By Mary Grace Musuneggi
If you have accounts that are titled in your name only, you need to have a Financial Power of Attorney who can act on these accounts, if you are unable to do so. The solution may not be to add someone else’s name to the account. This could cause a gifting issue or other serious problems. Many married couples believe that because all of their accounts are held jointly, they do not need a Power of Attorney.
But IRA’s are owned individually; and if you are disabled, your spouse cannot automatically act on your behalf for these accounts. And if you are the person who normally handles an account for another, such as a parent or even an adult child, there may be times that you need to act on their behalf when they are not here to sign or give consent. A Power of Attorney can help resolve this issue, too. And with privacy laws, our firm is not permitted to give a child, a sibling, or even a spouse, information on another individual’s account, without written permission.

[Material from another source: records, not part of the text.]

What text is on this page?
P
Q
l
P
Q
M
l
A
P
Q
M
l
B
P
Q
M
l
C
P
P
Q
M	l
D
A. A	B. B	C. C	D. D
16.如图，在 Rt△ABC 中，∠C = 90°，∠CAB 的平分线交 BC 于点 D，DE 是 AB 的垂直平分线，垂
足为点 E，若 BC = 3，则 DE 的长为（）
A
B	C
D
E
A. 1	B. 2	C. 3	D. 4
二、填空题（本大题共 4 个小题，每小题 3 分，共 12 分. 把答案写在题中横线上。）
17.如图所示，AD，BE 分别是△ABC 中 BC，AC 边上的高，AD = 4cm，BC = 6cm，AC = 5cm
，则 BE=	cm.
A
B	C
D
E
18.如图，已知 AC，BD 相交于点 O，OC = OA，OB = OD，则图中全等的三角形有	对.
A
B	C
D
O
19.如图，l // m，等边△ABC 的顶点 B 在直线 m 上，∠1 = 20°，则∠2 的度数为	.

We are, therefore, requiring that all of our clients provide us with a copy of their Power of Attorney, or we will provide you with an “Authorization to Provide Information” form. Please fax (412-341-0725) or mail this to our office or bring it to your next appointment. If you are not prepared to do a complete Estate Plan, we do have attorneys on our team who will prepare a Financial Power of Attorney as a standalone document.
As financial consultants, we feel it is part of our responsibility to help our clients survive any unexpected life situations that may arise. When you are in need of our help, we want to be in a position to help. This is one way we hope to accomplish this goal.